Learning on the job Coaching deals with live work issues, not abstract or hypothetical situations. It focuses on the realities of the current situation and develops creative options that are then tried and tested. This is a good fit with the culture of many creative industries, where off-site training may be rare but there is a long tradition of learning on the job through a process of osmosis, support and challenge from peers and managers.
Influence rather than authority Creative people are typically not impressed by fancy titles and formal authority, only by talent and results. If you want to get the best out of them, you will need to exert influence rather than rely on authority and giving orders. Coaching offers a practical approach to exerting influence and stimulating people to find creative solutions to challenges. Crucially, it it a facilitative approach, enabling you to create a space for others’ creativity - thus minimising the risk of ruffling creatives’ feathers by intruding into their territory!

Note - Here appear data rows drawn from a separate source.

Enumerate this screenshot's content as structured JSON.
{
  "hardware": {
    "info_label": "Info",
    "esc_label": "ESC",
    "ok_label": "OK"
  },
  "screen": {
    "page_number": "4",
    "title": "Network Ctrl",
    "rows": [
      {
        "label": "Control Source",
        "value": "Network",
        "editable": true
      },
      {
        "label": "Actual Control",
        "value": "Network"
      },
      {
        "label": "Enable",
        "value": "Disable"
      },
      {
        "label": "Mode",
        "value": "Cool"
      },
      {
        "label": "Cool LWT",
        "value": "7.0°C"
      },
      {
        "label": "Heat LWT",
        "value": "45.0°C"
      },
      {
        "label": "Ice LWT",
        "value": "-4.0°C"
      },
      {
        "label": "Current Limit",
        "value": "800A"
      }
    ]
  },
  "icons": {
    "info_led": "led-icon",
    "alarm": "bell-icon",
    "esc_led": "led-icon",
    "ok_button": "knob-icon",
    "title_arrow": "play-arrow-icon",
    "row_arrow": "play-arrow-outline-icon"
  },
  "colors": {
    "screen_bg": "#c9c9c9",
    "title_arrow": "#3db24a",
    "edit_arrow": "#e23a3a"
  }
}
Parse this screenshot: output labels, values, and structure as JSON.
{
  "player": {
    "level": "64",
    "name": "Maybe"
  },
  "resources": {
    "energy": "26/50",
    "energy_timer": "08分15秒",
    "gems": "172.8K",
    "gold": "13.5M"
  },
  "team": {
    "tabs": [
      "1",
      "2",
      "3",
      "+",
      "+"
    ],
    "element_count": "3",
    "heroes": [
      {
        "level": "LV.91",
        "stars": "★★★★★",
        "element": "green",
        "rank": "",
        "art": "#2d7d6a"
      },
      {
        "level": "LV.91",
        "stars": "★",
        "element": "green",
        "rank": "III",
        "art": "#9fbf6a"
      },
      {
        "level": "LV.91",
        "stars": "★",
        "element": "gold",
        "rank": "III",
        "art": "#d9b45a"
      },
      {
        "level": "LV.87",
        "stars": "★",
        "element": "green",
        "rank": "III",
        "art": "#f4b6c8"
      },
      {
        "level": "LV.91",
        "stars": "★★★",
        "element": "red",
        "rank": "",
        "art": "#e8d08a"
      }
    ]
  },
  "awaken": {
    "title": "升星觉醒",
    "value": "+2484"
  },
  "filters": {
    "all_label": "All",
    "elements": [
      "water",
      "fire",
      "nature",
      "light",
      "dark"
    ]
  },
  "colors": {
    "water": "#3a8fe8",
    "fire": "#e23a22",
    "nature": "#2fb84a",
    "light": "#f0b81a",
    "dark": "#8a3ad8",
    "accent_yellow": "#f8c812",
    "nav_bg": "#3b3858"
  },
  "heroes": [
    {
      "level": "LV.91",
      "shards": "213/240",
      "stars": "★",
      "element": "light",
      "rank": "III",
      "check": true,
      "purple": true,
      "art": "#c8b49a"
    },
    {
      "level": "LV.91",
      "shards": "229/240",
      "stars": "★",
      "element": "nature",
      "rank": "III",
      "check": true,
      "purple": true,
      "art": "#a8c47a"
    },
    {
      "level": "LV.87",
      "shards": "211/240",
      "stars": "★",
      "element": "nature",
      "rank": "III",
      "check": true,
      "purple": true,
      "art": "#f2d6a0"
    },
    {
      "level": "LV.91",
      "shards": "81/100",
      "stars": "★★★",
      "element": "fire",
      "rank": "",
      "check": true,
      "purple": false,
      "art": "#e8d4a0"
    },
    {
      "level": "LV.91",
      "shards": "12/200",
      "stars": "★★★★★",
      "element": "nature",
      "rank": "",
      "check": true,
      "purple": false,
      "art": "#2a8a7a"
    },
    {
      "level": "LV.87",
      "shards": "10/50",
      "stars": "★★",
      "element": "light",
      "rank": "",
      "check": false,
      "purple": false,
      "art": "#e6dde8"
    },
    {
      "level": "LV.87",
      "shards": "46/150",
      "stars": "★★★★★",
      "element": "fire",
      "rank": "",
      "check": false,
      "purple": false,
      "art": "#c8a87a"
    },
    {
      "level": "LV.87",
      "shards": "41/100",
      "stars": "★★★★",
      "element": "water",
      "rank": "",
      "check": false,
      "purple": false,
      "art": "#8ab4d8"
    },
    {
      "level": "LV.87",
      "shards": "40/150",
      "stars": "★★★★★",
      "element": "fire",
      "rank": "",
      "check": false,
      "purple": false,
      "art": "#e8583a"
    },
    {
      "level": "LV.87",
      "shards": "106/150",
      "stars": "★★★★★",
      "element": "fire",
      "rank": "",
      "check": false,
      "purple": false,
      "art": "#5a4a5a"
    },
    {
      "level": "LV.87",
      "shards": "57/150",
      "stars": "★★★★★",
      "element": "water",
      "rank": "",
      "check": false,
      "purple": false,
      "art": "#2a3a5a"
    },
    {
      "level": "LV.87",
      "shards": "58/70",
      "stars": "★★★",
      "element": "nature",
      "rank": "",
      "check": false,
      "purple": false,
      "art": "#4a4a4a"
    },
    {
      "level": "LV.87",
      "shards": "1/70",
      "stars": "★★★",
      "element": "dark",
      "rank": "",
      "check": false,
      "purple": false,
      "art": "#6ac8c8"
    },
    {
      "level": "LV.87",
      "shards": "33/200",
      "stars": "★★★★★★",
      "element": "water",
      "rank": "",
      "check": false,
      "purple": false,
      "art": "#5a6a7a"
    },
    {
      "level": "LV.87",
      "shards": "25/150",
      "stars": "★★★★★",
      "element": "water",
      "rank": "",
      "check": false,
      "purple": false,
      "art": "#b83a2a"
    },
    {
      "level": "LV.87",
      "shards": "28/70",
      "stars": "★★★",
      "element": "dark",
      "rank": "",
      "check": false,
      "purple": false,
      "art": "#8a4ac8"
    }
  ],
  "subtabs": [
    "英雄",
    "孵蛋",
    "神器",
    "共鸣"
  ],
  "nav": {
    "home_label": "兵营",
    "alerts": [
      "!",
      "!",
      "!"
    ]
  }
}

Creative capital We saw in The Business Impact of Coaching how coaching helps learning organisations increase their intellectual capital. In his book The Creative Economy, John Howkins extends this into the concept of creative capital:
It seems reasonable to treat creativity as a capital asset. It has the essential qualities. It results from investment, which the owner may increase or vary; and it is a significant input to creative products. It is a substantial component of human capital. According to George Bernard Shaw, the only sensible definition of capital was Stanley Jevon’s casual remark that it was ’spare money’. We could call intellectual capital ’spare ideas’, and creative capital ’spare creativity’. Creative capital … may have been included in some varieties of intellectual capital, but only on the edge. It needs to be fully recognized.
Describing the conditions for developing this capital, he says ‘Creative capital gains most when it is managed and made purposive … The creative manager uncovers the intellectual assets that lie hidden in companies and, ultimately, in our minds’. As the above examples show, coaching is one of the most effective means of uncovering these ‘hidden assets’ in the minds of creative workers - and therefore a vital way of increasing the value of any creative business.